ICON approaches AI governance as an operational design problem, not a compliance documentation exercise. Our SPCT-certified coaches assess your current AI visibility posture — what systems exist, who owns them, what permissions they hold, and whether behavioral controls are enforceable. We then design governance frameworks that integrate with your existing SAFe cadences: PI Planning governance checkpoints, ART-level AI risk registers, LACE governance ownership models, and Portfolio-level compliance thresholds. The deliverable is a governance system your organization can operate and prove to auditors — not a policy document that lives in SharePoint. Engagements typically start with an AI Governance Readiness Assessment to baseline current state before designing the target operating model.

Proof-based compliance means you can demonstrate — with real-time, auditable evidence — that your AI governance controls are working right now, not just that policies exist. Regulators and enterprise auditors are increasingly asking not "Do you have controls?" but "Can you prove those controls are functioning?" This requires three capabilities: continuous visibility into what AI systems exist and how they behave; enforcement mechanisms that block or alert on out-of-policy behavior as it happens; and evidence generation that produces auditable records of compliance activity over time. Organizations that cannot provide this evidence cannot credibly claim AI compliance, regardless of how thorough their policy documentation is. ICON helps build the operational infrastructure that makes proof-based compliance achievable.

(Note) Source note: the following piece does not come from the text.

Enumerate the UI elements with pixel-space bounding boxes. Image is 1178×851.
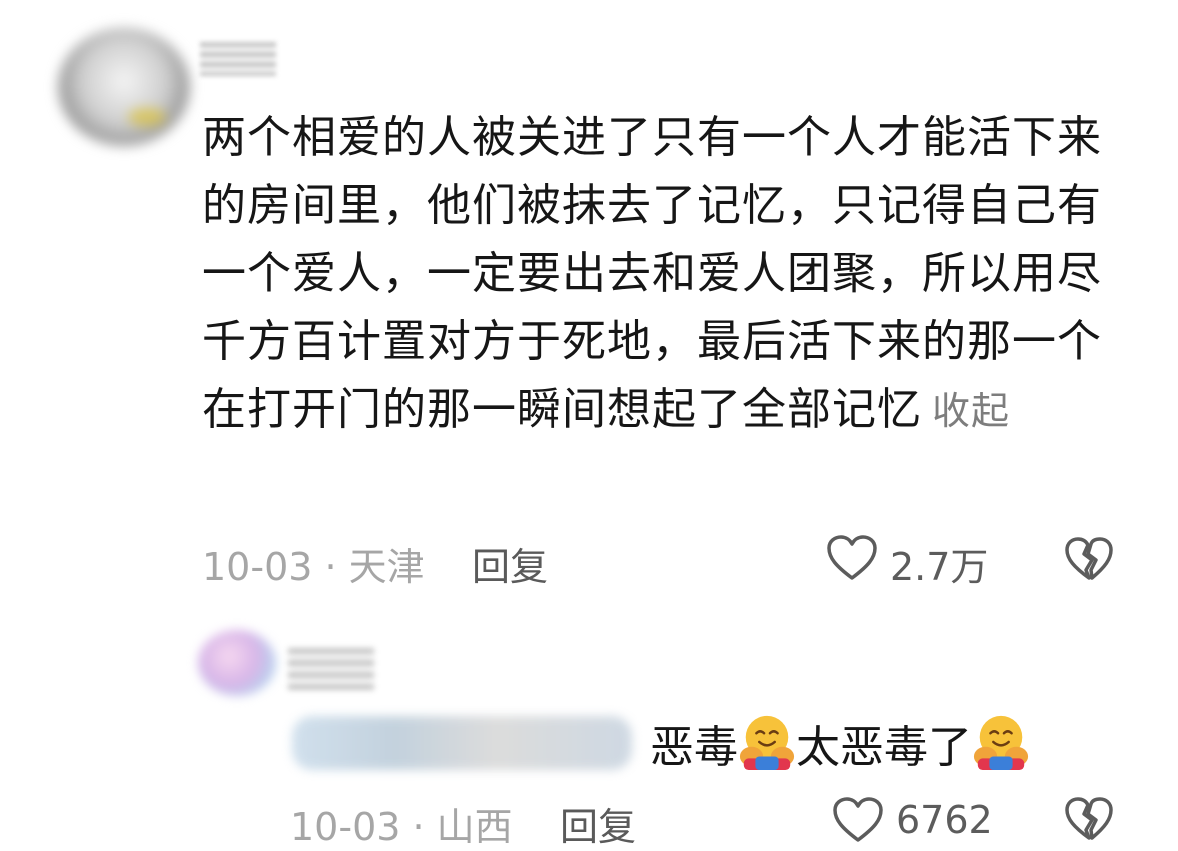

Traditional IT governance was designed for static systems: approve the software, configure the controls, audit annually. AI systems are fundamentally different — they evolve, invoke external tools, access dynamic data, and change behavior over time without any code change. An AI agent approved last quarter may behave differently today based on new training data, updated tool integrations, or changed prompt configurations. This means governance cannot be a point-in-time activity. Continuous visibility, runtime behavioral monitoring, and dynamic risk scoring are required because the systems being governed are themselves dynamic. The organizations that attempt to govern AI with traditional IT governance frameworks consistently discover that their governance exists only on paper.